Nick Hartshorne-Evans
CEO, Founder and Patient Advocate for Pumping Marvellous Foundation charity
We know specialist nurses improve the lives of people with heart failure and save the NHS money, but we need to preserve and expand their services.
The fight to keep heart failure nurses
Heart failure patients value specialist nurses, but we may have to fight to keep them.
There are 920,000 people living with heart failure in the UK. Specialist nurses who make a vital difference to the lives of heart failure patients are under threat.
“We speak to thousands of heart failure patients annually and they say that the one person they cannot do without is their Heart Failure Specialist Nurse.”
A diagnosis of heart failure – where the heart fails to pump efficiently, depriving the body of oxygen and nutrients – means learning a new way of life. Specialist nurses coach patients and their families to live with the condition as well as they possibly can.
“Between 30 and 40% of people diagnosed with heart failure die within a year, but swift diagnosis and referral to a specialist nurse may improve the prognosis for individual patients,” says Hartshorne-Evans, a heart failure patient himself.
As well as helping patients manage the condition, the nurses can make referrals to other members of the medical team and sign post to external organisations such as Citizens’ Advice. “Symptoms, include breathlessness, extreme fatigue and fluid overload, which can mean some patients lose their jobs and homes. Nurses can help” says Hartshorne-Evans.
Specialist nursing care also prevents hospital admissions
Heart failure is the leading cause of hospitalisation in UK over-65s. With an average hospital stay of 10 days, it is responsible for more bed days than any other condition. In-patients, on average, cost £400 a day.
Hartshorne-Evans says: “Heart failure nurses who are able to prescribe can adjust levels of medications to suit changes in the patient’s symptoms. These specialist nurses can also give early warning of problems, so fewer patients may require hospitalisation.”
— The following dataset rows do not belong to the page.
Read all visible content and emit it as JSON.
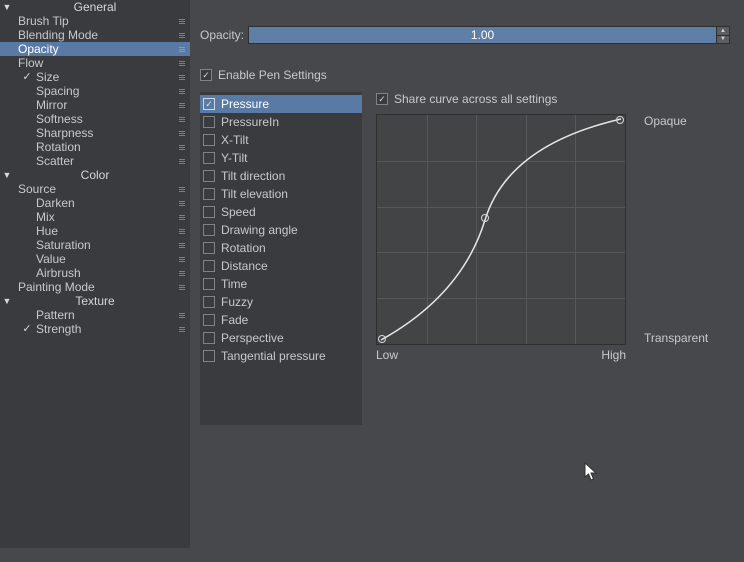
{
  "sidebar": {
    "sections": [
      {
        "title": "General",
        "items": [
          {
            "label": "Brush Tip",
            "checked": false,
            "indent": 0,
            "drag": true
          },
          {
            "label": "Blending Mode",
            "checked": false,
            "indent": 0,
            "drag": true
          },
          {
            "label": "Opacity",
            "checked": false,
            "indent": 0,
            "drag": true,
            "selected": true
          },
          {
            "label": "Flow",
            "checked": false,
            "indent": 0,
            "drag": true
          },
          {
            "label": "Size",
            "checked": true,
            "indent": 1,
            "drag": true
          },
          {
            "label": "Spacing",
            "checked": false,
            "indent": 1,
            "drag": true
          },
          {
            "label": "Mirror",
            "checked": false,
            "indent": 1,
            "drag": true
          },
          {
            "label": "Softness",
            "checked": false,
            "indent": 1,
            "drag": true
          },
          {
            "label": "Sharpness",
            "checked": false,
            "indent": 1,
            "drag": true
          },
          {
            "label": "Rotation",
            "checked": false,
            "indent": 1,
            "drag": true
          },
          {
            "label": "Scatter",
            "checked": false,
            "indent": 1,
            "drag": true
          }
        ]
      },
      {
        "title": "Color",
        "items": [
          {
            "label": "Source",
            "checked": false,
            "indent": 0,
            "drag": true
          },
          {
            "label": "Darken",
            "checked": false,
            "indent": 1,
            "drag": true
          },
          {
            "label": "Mix",
            "checked": false,
            "indent": 1,
            "drag": true
          },
          {
            "label": "Hue",
            "checked": false,
            "indent": 1,
            "drag": true
          },
          {
            "label": "Saturation",
            "checked": false,
            "indent": 1,
            "drag": true
          },
          {
            "label": "Value",
            "checked": false,
            "indent": 1,
            "drag": true
          },
          {
            "label": "Airbrush",
            "checked": false,
            "indent": 1,
            "drag": true
          },
          {
            "label": "Painting Mode",
            "checked": false,
            "indent": 0,
            "drag": true
          }
        ]
      },
      {
        "title": "Texture",
        "items": [
          {
            "label": "Pattern",
            "checked": false,
            "indent": 1,
            "drag": true
          },
          {
            "label": "Strength",
            "checked": true,
            "indent": 1,
            "drag": true
          }
        ]
      }
    ]
  },
  "opacity": {
    "label": "Opacity:",
    "value": "1.00"
  },
  "enable_pen": {
    "label": "Enable Pen Settings",
    "checked": true
  },
  "share_curve": {
    "label": "Share curve across all settings",
    "checked": true
  },
  "sensors": [
    {
      "label": "Pressure",
      "checked": true,
      "selected": true
    },
    {
      "label": "PressureIn",
      "checked": false
    },
    {
      "label": "X-Tilt",
      "checked": false
    },
    {
      "label": "Y-Tilt",
      "checked": false
    },
    {
      "label": "Tilt direction",
      "checked": false
    },
    {
      "label": "Tilt elevation",
      "checked": false
    },
    {
      "label": "Speed",
      "checked": false
    },
    {
      "label": "Drawing angle",
      "checked": false
    },
    {
      "label": "Rotation",
      "checked": false
    },
    {
      "label": "Distance",
      "checked": false
    },
    {
      "label": "Time",
      "checked": false
    },
    {
      "label": "Fuzzy",
      "checked": false
    },
    {
      "label": "Fade",
      "checked": false
    },
    {
      "label": "Perspective",
      "checked": false
    },
    {
      "label": "Tangential pressure",
      "checked": false
    }
  ],
  "curve": {
    "y_top": "Opaque",
    "y_bottom": "Transparent",
    "x_left": "Low",
    "x_right": "High"
  }
}
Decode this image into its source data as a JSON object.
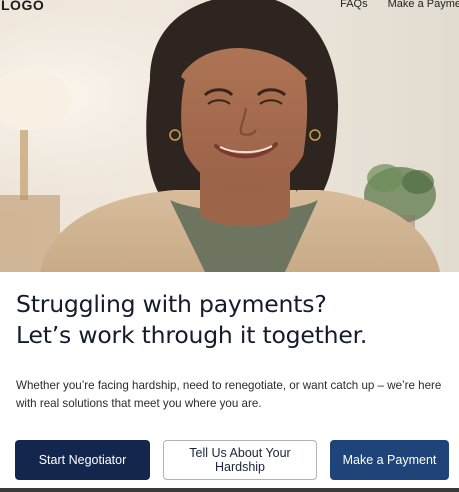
{
  "nav": {
    "logo": "LOGO",
    "links": [
      "FAQs",
      "Make a Payme"
    ]
  },
  "hero": {
    "image": "smiling-woman-portrait"
  },
  "content": {
    "headline_line1": "Struggling with payments?",
    "headline_line2": "Let’s work through it together.",
    "subtext": "Whether you’re facing hardship, need to renegotiate, or want catch up – we’re here with real solutions that meet you where you are."
  },
  "buttons": {
    "start_negotiator": "Start Negotiator",
    "tell_us_hardship": "Tell Us About Your Hardship",
    "make_payment": "Make a Payment"
  },
  "colors": {
    "primary_dark": "#13264d",
    "primary_blue": "#1f4479",
    "headline": "#141b2e"
  }
}
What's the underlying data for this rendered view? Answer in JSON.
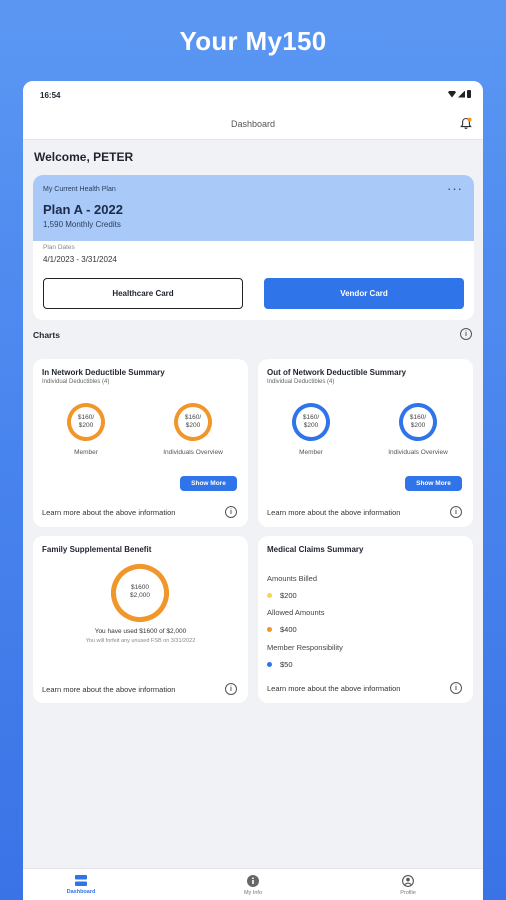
{
  "hero": {
    "title": "Your My150"
  },
  "status_bar": {
    "time": "16:54"
  },
  "app_bar": {
    "title": "Dashboard"
  },
  "welcome": "Welcome, PETER",
  "plan": {
    "kicker": "My Current Health Plan",
    "name": "Plan A - 2022",
    "credits": "1,590 Monthly Credits",
    "dates_label": "Plan Dates",
    "dates": "4/1/2023 - 3/31/2024",
    "more": "···",
    "healthcare_button": "Healthcare Card",
    "vendor_button": "Vendor Card"
  },
  "charts_label": "Charts",
  "in_network": {
    "title": "In Network Deductible Summary",
    "subtitle": "Individual Deductibles (4)",
    "ring1": {
      "line1": "$160/",
      "line2": "$200",
      "caption": "Member",
      "fraction": 0.8,
      "color": "#f0962b"
    },
    "ring2": {
      "line1": "$160/",
      "line2": "$200",
      "caption": "Individuals Overview",
      "fraction": 0.8,
      "color": "#f0962b"
    },
    "show_more": "Show More",
    "learn_more": "Learn more about the above information"
  },
  "out_network": {
    "title": "Out of Network Deductible Summary",
    "subtitle": "Individual Deductibles (4)",
    "ring1": {
      "line1": "$160/",
      "line2": "$200",
      "caption": "Member",
      "fraction": 0.8,
      "color": "#2f74e8"
    },
    "ring2": {
      "line1": "$160/",
      "line2": "$200",
      "caption": "Individuals Overview",
      "fraction": 0.8,
      "color": "#2f74e8"
    },
    "show_more": "Show More",
    "learn_more": "Learn more about the above information"
  },
  "family": {
    "title": "Family Supplemental Benefit",
    "ring": {
      "line1": "$1600",
      "line2": "$2,000",
      "fraction": 0.8,
      "color": "#f0962b"
    },
    "used_text": "You have used $1600 of $2,000",
    "forfeit_text": "You will forfeit any unused FSB on 3/31/2022",
    "learn_more": "Learn more about the above information"
  },
  "claims": {
    "title": "Medical Claims Summary",
    "items": [
      {
        "label": "Amounts Billed",
        "value": "$200",
        "color": "#f7d64a"
      },
      {
        "label": "Allowed Amounts",
        "value": "$400",
        "color": "#f0962b"
      },
      {
        "label": "Member Responsibility",
        "value": "$50",
        "color": "#2f74e8"
      }
    ],
    "learn_more": "Learn more about the above information"
  },
  "tabs": [
    {
      "label": "Dashboard",
      "icon": "dashboard-icon",
      "active": true
    },
    {
      "label": "My Info",
      "icon": "info-circle-icon",
      "active": false
    },
    {
      "label": "Profile",
      "icon": "person-icon",
      "active": false
    }
  ],
  "colors": {
    "accent": "#2f74e8",
    "orange": "#f0962b",
    "yellow": "#f7d64a",
    "plan_header": "#a9c9f8"
  }
}
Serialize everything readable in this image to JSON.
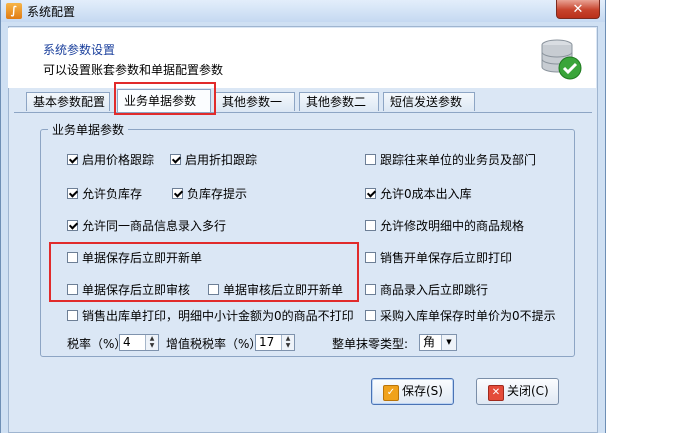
{
  "window": {
    "title": "系统配置",
    "close_label": "✕"
  },
  "header": {
    "title": "系统参数设置",
    "subtitle": "可以设置账套参数和单据配置参数"
  },
  "tabs": [
    {
      "label": "基本参数配置"
    },
    {
      "label": "业务单据参数"
    },
    {
      "label": "其他参数一"
    },
    {
      "label": "其他参数二"
    },
    {
      "label": "短信发送参数"
    }
  ],
  "group": {
    "title": "业务单据参数",
    "options": {
      "price_track": {
        "label": "启用价格跟踪",
        "checked": true
      },
      "discount_track": {
        "label": "启用折扣跟踪",
        "checked": true
      },
      "track_unit_staff": {
        "label": "跟踪往来单位的业务员及部门",
        "checked": false
      },
      "allow_negative_stock": {
        "label": "允许负库存",
        "checked": true
      },
      "negative_stock_hint": {
        "label": "负库存提示",
        "checked": true
      },
      "allow_zero_cost": {
        "label": "允许0成本出入库",
        "checked": true
      },
      "allow_multi_line": {
        "label": "允许同一商品信息录入多行",
        "checked": true
      },
      "allow_modify_spec": {
        "label": "允许修改明细中的商品规格",
        "checked": false
      },
      "save_open_new": {
        "label": "单据保存后立即开新单",
        "checked": false
      },
      "sale_print": {
        "label": "销售开单保存后立即打印",
        "checked": false
      },
      "save_audit": {
        "label": "单据保存后立即审核",
        "checked": false
      },
      "audit_open_new": {
        "label": "单据审核后立即开新单",
        "checked": false
      },
      "item_jump": {
        "label": "商品录入后立即跳行",
        "checked": false
      },
      "no_print_zero": {
        "label": "销售出库单打印，明细中小计金额为0的商品不打印",
        "checked": false
      },
      "no_hint_zero_price": {
        "label": "采购入库单保存时单价为0不提示",
        "checked": false
      }
    },
    "tax_rate_label": "税率（%）:",
    "tax_rate_value": "4",
    "vat_rate_label": "增值税税率（%）:",
    "vat_rate_value": "17",
    "rounding_label": "整单抹零类型:",
    "rounding_value": "角"
  },
  "buttons": {
    "save": "保存(S)",
    "close": "关闭(C)"
  },
  "colors": {
    "highlight": "#e12b2b",
    "header_title": "#1a3f9c"
  }
}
However, Hartshorne-Evans says: “It is becoming apparent that Heart Failure Specialist Nursing is at risk. There are examples of where areas are losing services and nurses not being replaced.”
“More specialist nurses would improve patients’ lives”
Moreover, the availability of heart failure nurses – especially those with the power to prescribe – is patchy. Some areas have no community heart failure nurses at all, including one city of 700,000 people.
“We need to see equity in provisioning and an increase in the availability of community services, where nurses work out of local clinics and can visit patients’ homes. Heart failure nurses are the first port of call for their patients. Without them, doctor’s surgeries would be overrun, and expensive hospital stays would soar.”
“More specialist nurses, with the capacity to prescribe, would improve patients’ lives and save the NHS money. You wouldn’t deny services to a person with cancer; not should you with heart failure.”